Basset was born into a family of artisans. His father, Juan Basset, was a carpenter, sculptor and gilder of images and altarpieces. His mother was Esperanza Ramos.

He served as a professional soldier in the Austrian army of Archduke Charles of Austria, who was later crowned emperor of the Holy Roman Empire as Emperor Charles VI with the support of Jorge de Darmstadt, the Prince of Hesse. Basset sailed with the Anglo-Dutch fleet that carried the Austrian candidate to take over as king of Spain in 1704.

After the capture of Gibraltar, the Allied troops landed in Denia on 17 August 1705. Within weeks Basset y Ramos, serving as General of the austracistas forces, arrived in the city of Valencia, where they proclaimed the Archduke Charles of Austria as King Charles III. In February 1706, he organized the defense of Játiva, victoriously rejecting the Bourbon troops. Basset captained the Valencian revolt against the absolutist and centralizing government of Felipe V, joined the demands of the peasants against the nobles, and the merchants and artisans of the cities aligned with pro-trade elements in the Netherlands and England against the power of the French. Thus he became chief of maulets against supporters of Philip of Anjou.

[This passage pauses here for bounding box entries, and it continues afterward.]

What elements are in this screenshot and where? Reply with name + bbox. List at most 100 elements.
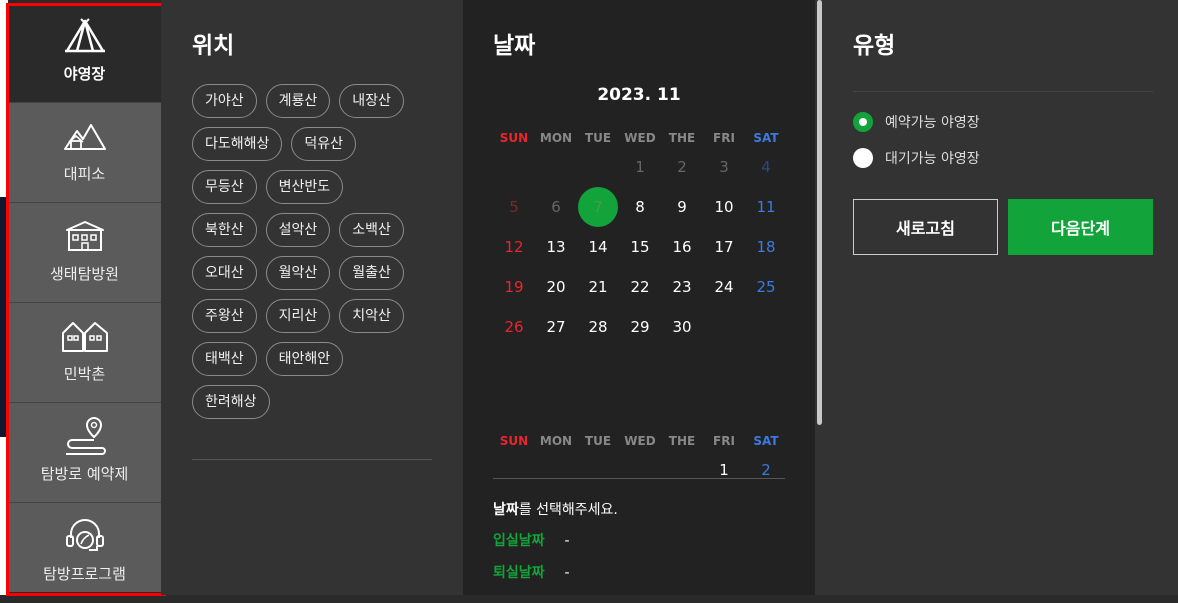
sidebar-item-label: 탐방프로그램 xyxy=(43,565,126,583)
location-tag[interactable]: 지리산 xyxy=(265,299,331,333)
calendar-day[interactable]: 12 xyxy=(493,227,535,267)
calendar-week-row: 5 6 7 8 9 10 11 xyxy=(493,187,787,227)
calendar-day[interactable]: 15 xyxy=(619,227,661,267)
type-panel: 유형 예약가능 야영장 대기가능 야영장 새로고침 다음단계 xyxy=(823,0,1178,595)
calendar-day: 1 xyxy=(619,147,661,187)
calendar-day: 4 xyxy=(745,147,787,187)
location-tag[interactable]: 덕유산 xyxy=(291,127,357,161)
sidebar-item-eco-center[interactable]: 생태탐방원 xyxy=(8,203,161,303)
location-tag[interactable]: 월출산 xyxy=(339,256,404,290)
location-tag[interactable]: 월악산 xyxy=(265,256,331,290)
location-tag[interactable]: 태안해안 xyxy=(265,342,344,376)
date-scrollbar[interactable] xyxy=(815,0,823,595)
calendar-day[interactable]: 17 xyxy=(703,227,745,267)
calendar-day[interactable]: 16 xyxy=(661,227,703,267)
checkout-label: 퇴실날짜 xyxy=(493,565,545,581)
location-tag-row: 무등산 변산반도 xyxy=(192,170,442,204)
calendar-day[interactable]: 19 xyxy=(493,267,535,307)
radio-waitlist-campground[interactable]: 대기가능 야영장 xyxy=(853,148,980,168)
location-tag[interactable]: 내장산 xyxy=(339,84,404,118)
calendar-day[interactable]: 14 xyxy=(577,227,619,267)
calendar-day[interactable]: 24 xyxy=(703,267,745,307)
location-tag[interactable]: 다도해해상 xyxy=(192,127,283,161)
refresh-button[interactable]: 새로고침 xyxy=(853,199,998,255)
sidebar-item-shelter[interactable]: 대피소 xyxy=(8,103,161,203)
radio-reservable-campground[interactable]: 예약가능 야영장 xyxy=(853,112,980,132)
calendar-empty-cell xyxy=(661,450,703,478)
calendar-day[interactable]: 20 xyxy=(535,267,577,307)
location-tag[interactable]: 무등산 xyxy=(192,170,257,204)
calendar-day[interactable]: 23 xyxy=(661,267,703,307)
location-tag[interactable]: 소백산 xyxy=(339,213,404,247)
calendar-day[interactable]: 26 xyxy=(493,307,535,347)
sidebar-item-trail-reservation[interactable]: 탐방로 예약제 xyxy=(8,403,161,503)
date-title: 날짜 xyxy=(493,33,536,59)
calendar-day[interactable]: 7 xyxy=(577,187,619,227)
weekday-label: SUN xyxy=(499,434,529,448)
location-tag-list: 가야산 계룡산 내장산 다도해해상 덕유산 무등산 변산반도 북한산 설악산 소백산 오대산 월악산 월… xyxy=(192,84,442,428)
calendar-day-number: 16 xyxy=(672,238,692,256)
scrollbar-thumb[interactable] xyxy=(817,0,822,425)
location-tag[interactable]: 북한산 xyxy=(192,213,257,247)
date-prompt-rest: 를 선택해주세요. xyxy=(518,502,618,518)
calendar-day-number: 19 xyxy=(504,278,524,296)
weekday-label: TUE xyxy=(584,131,612,145)
sidebar-item-campground[interactable]: 야영장 xyxy=(8,3,161,103)
calendar-day-number: 30 xyxy=(672,318,692,336)
left-edge xyxy=(0,0,8,595)
calendar-week-row: 1 2 3 4 xyxy=(493,147,787,187)
calendar-day[interactable]: 13 xyxy=(535,227,577,267)
calendar-empty-cell xyxy=(703,307,745,347)
location-tag[interactable]: 태백산 xyxy=(192,342,257,376)
calendar-month-label: 2023. 11 xyxy=(597,85,681,105)
calendar-day[interactable]: 28 xyxy=(577,307,619,347)
calendar-day[interactable]: 27 xyxy=(535,307,577,347)
calendar-day[interactable]: 25 xyxy=(745,267,787,307)
calendar-divider xyxy=(493,478,785,479)
calendar-day[interactable]: 30 xyxy=(661,307,703,347)
sidebar-item-label: 생태탐방원 xyxy=(49,265,119,283)
location-tag[interactable]: 오대산 xyxy=(192,256,257,290)
weekday-label: WED xyxy=(624,131,656,145)
location-tag[interactable]: 설악산 xyxy=(265,213,331,247)
weekday-label: THE xyxy=(668,131,696,145)
calendar-day[interactable]: 10 xyxy=(703,187,745,227)
radio-unchecked-icon xyxy=(853,148,873,168)
weekday-label: THE xyxy=(668,434,696,448)
calendar-day[interactable]: 11 xyxy=(745,187,787,227)
calendar-day[interactable]: 22 xyxy=(619,267,661,307)
location-tag[interactable]: 가야산 xyxy=(192,84,257,118)
houses-icon xyxy=(61,315,109,357)
location-tag-row: 가야산 계룡산 내장산 xyxy=(192,84,442,118)
calendar-day[interactable]: 18 xyxy=(745,227,787,267)
location-tag-row: 다도해해상 덕유산 xyxy=(192,127,442,161)
sidebar-item-trail-program[interactable]: 탐방프로그램 xyxy=(8,503,161,603)
sidebar-item-guesthouse-village[interactable]: 민박촌 xyxy=(8,303,161,403)
radio-label: 예약가능 야영장 xyxy=(885,115,980,131)
next-step-button[interactable]: 다음단계 xyxy=(1008,199,1153,255)
calendar-empty-cell xyxy=(493,450,535,478)
calendar-day-number: 9 xyxy=(677,198,687,216)
calendar-day-number: 21 xyxy=(588,278,608,296)
calendar-week-row: 12 xyxy=(493,450,787,478)
calendar-empty-cell xyxy=(535,147,577,187)
location-tag[interactable]: 한려해상 xyxy=(192,385,270,419)
calendar-day[interactable]: 9 xyxy=(661,187,703,227)
location-tag-row: 한려해상 xyxy=(192,385,442,419)
location-tag[interactable]: 주왕산 xyxy=(192,299,257,333)
calendar-day[interactable]: 2 xyxy=(745,450,787,478)
calendar-day[interactable]: 1 xyxy=(703,450,745,478)
calendar-day[interactable]: 21 xyxy=(577,267,619,307)
checkin-value: - xyxy=(564,533,570,549)
calendar-day[interactable]: 29 xyxy=(619,307,661,347)
calendar-day[interactable]: 8 xyxy=(619,187,661,227)
calendar-empty-cell xyxy=(745,307,787,347)
calendar-day-number: 11 xyxy=(756,198,776,216)
location-tag[interactable]: 변산반도 xyxy=(265,170,344,204)
calendar-grid: 1 2 3 4 5 6 7 8 9 10 11 12 13 14 15 16 17 18 19 20 21 22 23 24 2… xyxy=(493,147,787,347)
calendar-empty-cell xyxy=(577,147,619,187)
location-tag[interactable]: 계룡산 xyxy=(265,84,331,118)
location-tag[interactable]: 치악산 xyxy=(339,299,404,333)
radio-label: 대기가능 야영장 xyxy=(885,151,980,167)
calendar-december-clip: 2023. 12SUNMONTUEWEDTHEFRISAT12 xyxy=(463,430,815,478)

Basset y Ramos was tried and imprisoned by King Charles, whom he served, in consequence of promising Valencian farmers exemption from fees and taxes. Following the defeat in the Battle of Almansa, on April 25, 1707, he was released to organize the few remaining forces loyal to the austracistas, an impossible task, and to gather troops to defend Barcelona, which delayed the fall of the city until September 11, 1714.

Ten days after the capitulation, despite the promises of James FitzJames, 1st Duke of Berwick not to retaliate, Basset was arrested by the Bourbon troops and taken to Alicante, and from there to various prisons, such as Fuenterrabía and Segovia. He died in Segovia January 15, 1728, being buried by charity by the Jesuits. On his deathbed he received notification from Emperor Charles VI of his rise to Fieldmarshall-Lieutenant of the imperial army.